Mit seiner Freundschaft zu Pierre Dupont hat sich Baudelaire als sozialer Dichter bekennen wollen. Die kritischen Schriften von d’Aurevilly geben von diesem Autor eine Skizze: »In diesem Talent und in diesem Kopfe hat Kain über den sanften Abel die Oberhand – der rohe, ausgehungerte, neiderfüllte und wilde Kain, der in die Städte gegangen ist, um die Hefe des Grolls zu schlürfen, die sich dort ansammelt, und Teil an den falschen Ideen zu haben, die dort ihren Triumph erleben.«910 Diese Charakteristik sagt recht genau, was Baudelaire mit Dupont solidarisch machte. Wie Kain ist Dupont »in die Städte gegangen« und hat sich von der Idylle abgewandt. »Das Lied, wie es von unsem Vätern verstanden wurde …, ja selbst die schlichte Romanze liegt ihm ganz fern.«911 Dupont hat die Krise der lyrischen Dichtung mit dem fortschreitenden Zerfall zwischen Stadt und Land kommen fühlen.

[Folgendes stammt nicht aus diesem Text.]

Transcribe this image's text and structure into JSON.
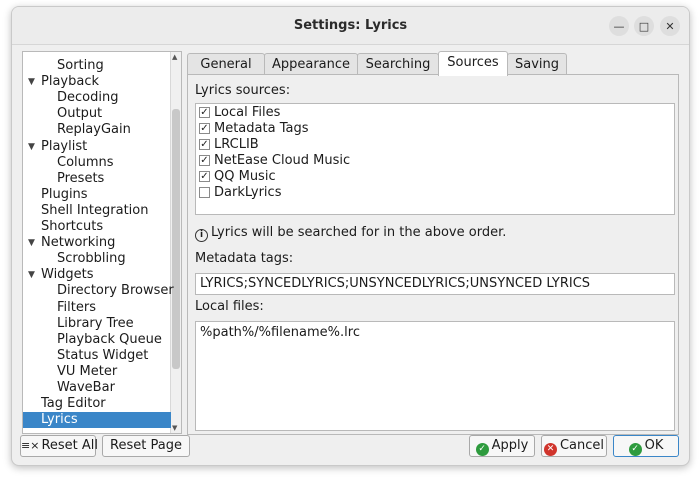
{
  "window": {
    "title": "Settings: Lyrics"
  },
  "sidebar": {
    "items": [
      {
        "label": "Sorting",
        "level": 1
      },
      {
        "label": "Playback",
        "level": 0,
        "expanded": true
      },
      {
        "label": "Decoding",
        "level": 1
      },
      {
        "label": "Output",
        "level": 1
      },
      {
        "label": "ReplayGain",
        "level": 1
      },
      {
        "label": "Playlist",
        "level": 0,
        "expanded": true
      },
      {
        "label": "Columns",
        "level": 1
      },
      {
        "label": "Presets",
        "level": 1
      },
      {
        "label": "Plugins",
        "level": 0
      },
      {
        "label": "Shell Integration",
        "level": 0
      },
      {
        "label": "Shortcuts",
        "level": 0
      },
      {
        "label": "Networking",
        "level": 0,
        "expanded": true
      },
      {
        "label": "Scrobbling",
        "level": 1
      },
      {
        "label": "Widgets",
        "level": 0,
        "expanded": true
      },
      {
        "label": "Directory Browser",
        "level": 1
      },
      {
        "label": "Filters",
        "level": 1
      },
      {
        "label": "Library Tree",
        "level": 1
      },
      {
        "label": "Playback Queue",
        "level": 1
      },
      {
        "label": "Status Widget",
        "level": 1
      },
      {
        "label": "VU Meter",
        "level": 1
      },
      {
        "label": "WaveBar",
        "level": 1
      },
      {
        "label": "Tag Editor",
        "level": 0
      },
      {
        "label": "Lyrics",
        "level": 0,
        "selected": true
      }
    ]
  },
  "tabs": [
    {
      "label": "General"
    },
    {
      "label": "Appearance"
    },
    {
      "label": "Searching"
    },
    {
      "label": "Sources",
      "active": true
    },
    {
      "label": "Saving"
    }
  ],
  "sources": {
    "label": "Lyrics sources:",
    "items": [
      {
        "label": "Local Files",
        "checked": true
      },
      {
        "label": "Metadata Tags",
        "checked": true
      },
      {
        "label": "LRCLIB",
        "checked": true
      },
      {
        "label": "NetEase Cloud Music",
        "checked": true
      },
      {
        "label": "QQ Music",
        "checked": true
      },
      {
        "label": "DarkLyrics",
        "checked": false
      }
    ],
    "info": "Lyrics will be searched for in the above order."
  },
  "metadata_tags": {
    "label": "Metadata tags:",
    "value": "LYRICS;SYNCEDLYRICS;UNSYNCEDLYRICS;UNSYNCED LYRICS"
  },
  "local_files": {
    "label": "Local files:",
    "value": "%path%/%filename%.lrc"
  },
  "buttons": {
    "reset_all": "Reset All",
    "reset_page": "Reset Page",
    "apply": "Apply",
    "cancel": "Cancel",
    "ok": "OK"
  },
  "colors": {
    "selection": "#3a86c8",
    "ok_icon": "#2e9b3e",
    "cancel_icon": "#d0342c"
  }
}
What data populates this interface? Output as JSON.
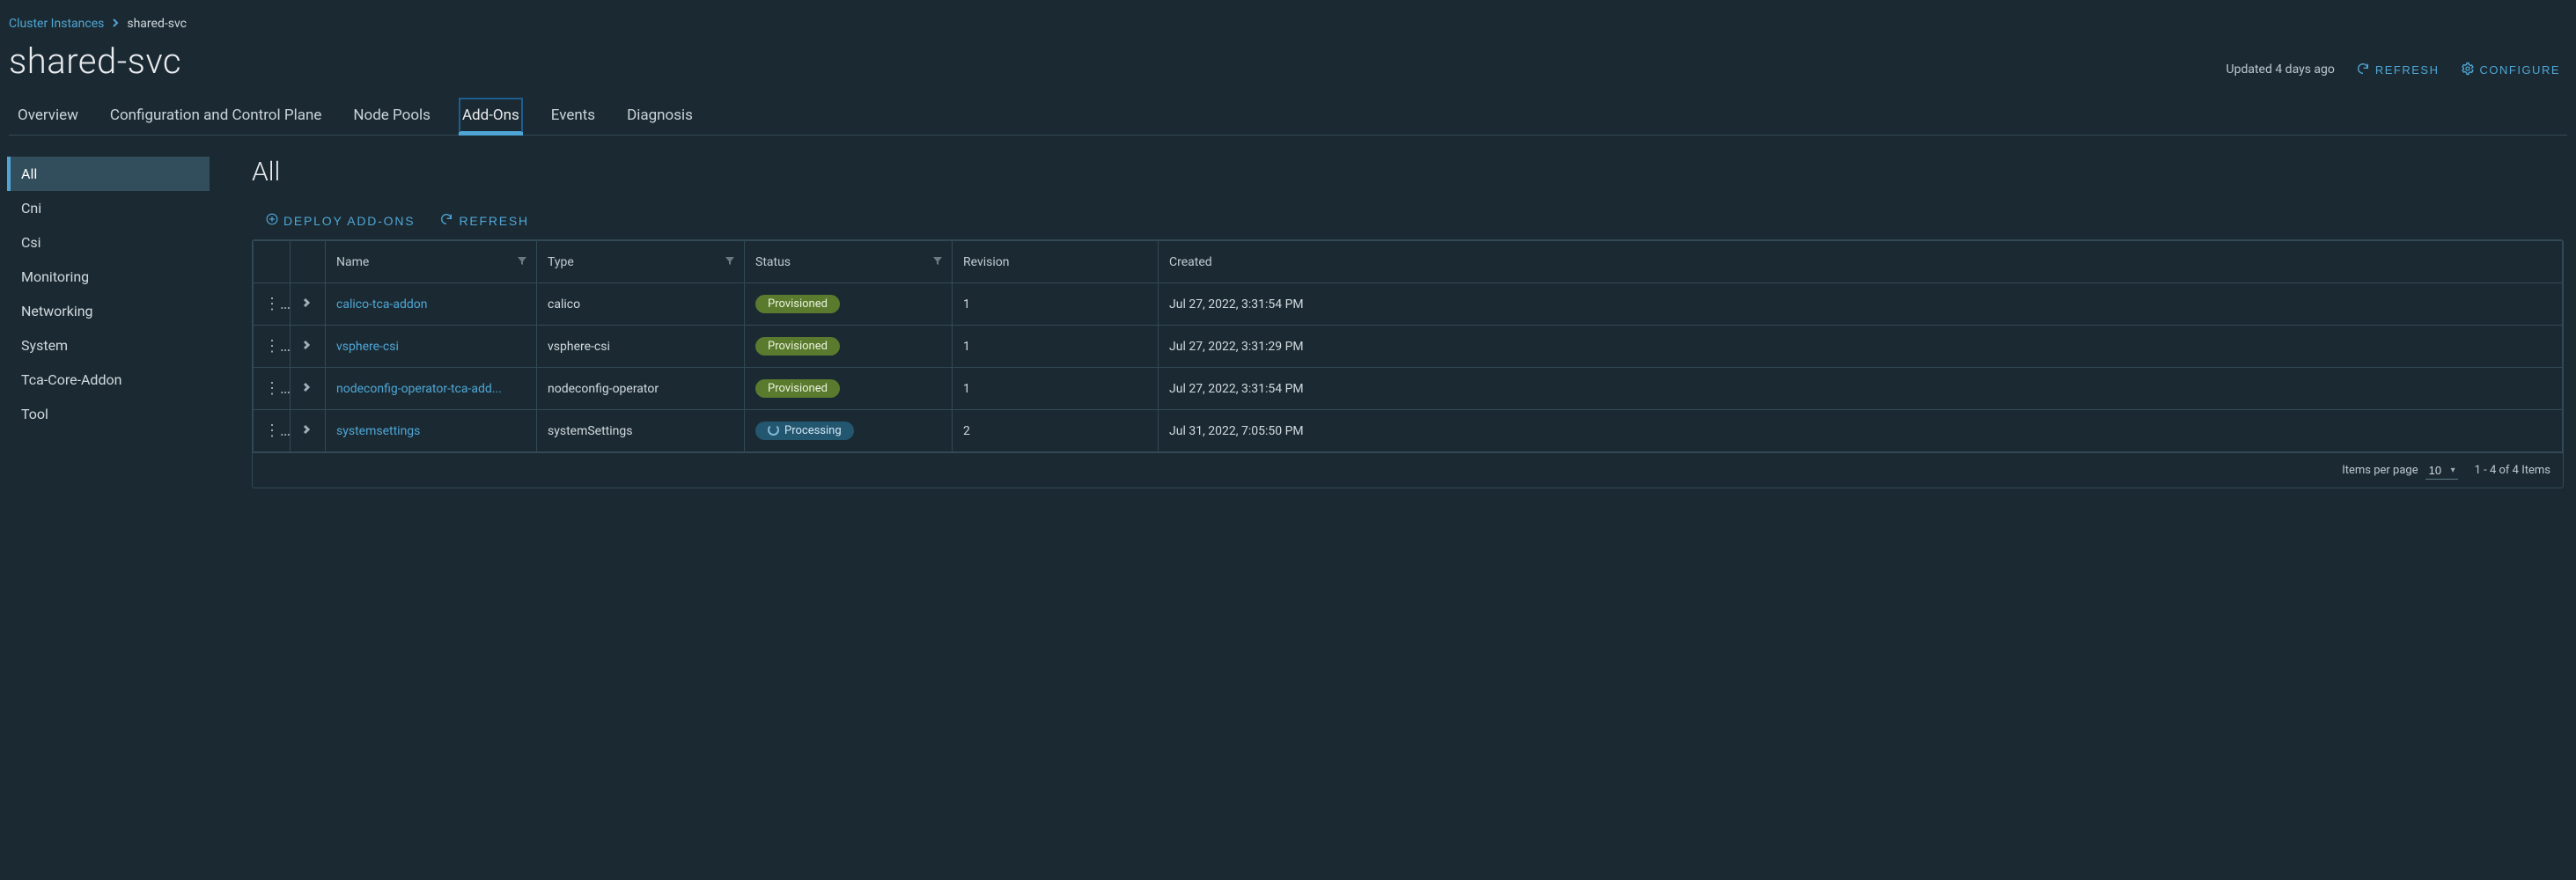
{
  "breadcrumb": {
    "root": "Cluster Instances",
    "current": "shared-svc"
  },
  "page_title": "shared-svc",
  "updated_text": "Updated 4 days ago",
  "actions": {
    "refresh": "REFRESH",
    "configure": "CONFIGURE"
  },
  "tabs": [
    "Overview",
    "Configuration and Control Plane",
    "Node Pools",
    "Add-Ons",
    "Events",
    "Diagnosis"
  ],
  "active_tab_index": 3,
  "sidebar": {
    "items": [
      "All",
      "Cni",
      "Csi",
      "Monitoring",
      "Networking",
      "System",
      "Tca-Core-Addon",
      "Tool"
    ],
    "active_index": 0
  },
  "main": {
    "heading": "All",
    "toolbar": {
      "deploy": "DEPLOY ADD-ONS",
      "refresh": "REFRESH"
    },
    "columns": {
      "name": "Name",
      "type": "Type",
      "status": "Status",
      "revision": "Revision",
      "created": "Created"
    },
    "rows": [
      {
        "name": "calico-tca-addon",
        "type": "calico",
        "status": "Provisioned",
        "status_kind": "provisioned",
        "revision": "1",
        "created": "Jul 27, 2022, 3:31:54 PM"
      },
      {
        "name": "vsphere-csi",
        "type": "vsphere-csi",
        "status": "Provisioned",
        "status_kind": "provisioned",
        "revision": "1",
        "created": "Jul 27, 2022, 3:31:29 PM"
      },
      {
        "name": "nodeconfig-operator-tca-add...",
        "type": "nodeconfig-operator",
        "status": "Provisioned",
        "status_kind": "provisioned",
        "revision": "1",
        "created": "Jul 27, 2022, 3:31:54 PM"
      },
      {
        "name": "systemsettings",
        "type": "systemSettings",
        "status": "Processing",
        "status_kind": "processing",
        "revision": "2",
        "created": "Jul 31, 2022, 7:05:50 PM"
      }
    ],
    "footer": {
      "items_per_page_label": "Items per page",
      "page_size": "10",
      "range_text": "1 - 4 of 4 Items"
    }
  }
}
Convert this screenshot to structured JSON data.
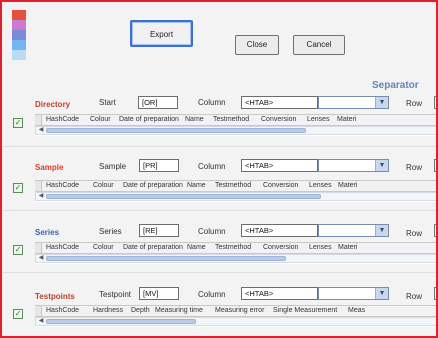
{
  "buttons": {
    "export": "Export",
    "close": "Close",
    "cancel": "Cancel"
  },
  "separator_label": "Separator",
  "colors": {
    "directory": "#c0402a",
    "sample": "#e03a2a",
    "series": "#3b63b6",
    "testpoints": "#c0402a"
  },
  "sections": [
    {
      "title": "Directory",
      "field_label": "Start",
      "field_value": "[OR]",
      "column_label": "Column",
      "column_value": "<HTAB>",
      "row_label": "Row",
      "checked": true,
      "columns": [
        "HashCode",
        "Colour",
        "Date of preparation",
        "Name",
        "Testmethod",
        "Conversion",
        "Lenses",
        "Materi"
      ]
    },
    {
      "title": "Sample",
      "field_label": "Sample",
      "field_value": "[PR]",
      "column_label": "Column",
      "column_value": "<HTAB>",
      "row_label": "Row",
      "checked": true,
      "columns": [
        "HashCode",
        "Colour",
        "Date of preparation",
        "Name",
        "Testmethod",
        "Conversion",
        "Lenses",
        "Materi"
      ]
    },
    {
      "title": "Series",
      "field_label": "Series",
      "field_value": "[RE]",
      "column_label": "Column",
      "column_value": "<HTAB>",
      "row_label": "Row",
      "checked": true,
      "columns": [
        "HashCode",
        "Colour",
        "Date of preparation",
        "Name",
        "Testmethod",
        "Conversion",
        "Lenses",
        "Materi"
      ]
    },
    {
      "title": "Testpoints",
      "field_label": "Testpoint",
      "field_value": "[MV]",
      "column_label": "Column",
      "column_value": "<HTAB>",
      "row_label": "Row",
      "checked": true,
      "columns": [
        "HashCode",
        "Hardness",
        "Depth",
        "Measuring time",
        "Measuring error",
        "Single Measurement",
        "Meas"
      ]
    }
  ],
  "checkmark": "✓",
  "scroll_left_arrow": "◀",
  "dropdown_arrow": "▼"
}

Einer seiner Verse gesteht das, unbeholfen; er sagt, daß der Dichter »abwechselnd den Wäldern sein Ohr leihe und der Masse«. Die Massen haben ihm seine Aufmerksamkeit entgolten; Dupont war um 1848 in aller Munde. Als die Errungenschaften der Revolution eine nach der andern verloren gingen, dichtete Dupont sein »Chant du vote«. In der politischen Dichtung dieser Zeit gibt es Weniges, was sich mit dessen Refrain messen kann. Er ist ein Blatt von dem Lorbeer, den Karl Marx damals für die »drohend finstere Stirn«912 der Junikämpfer in Anspruch nahm.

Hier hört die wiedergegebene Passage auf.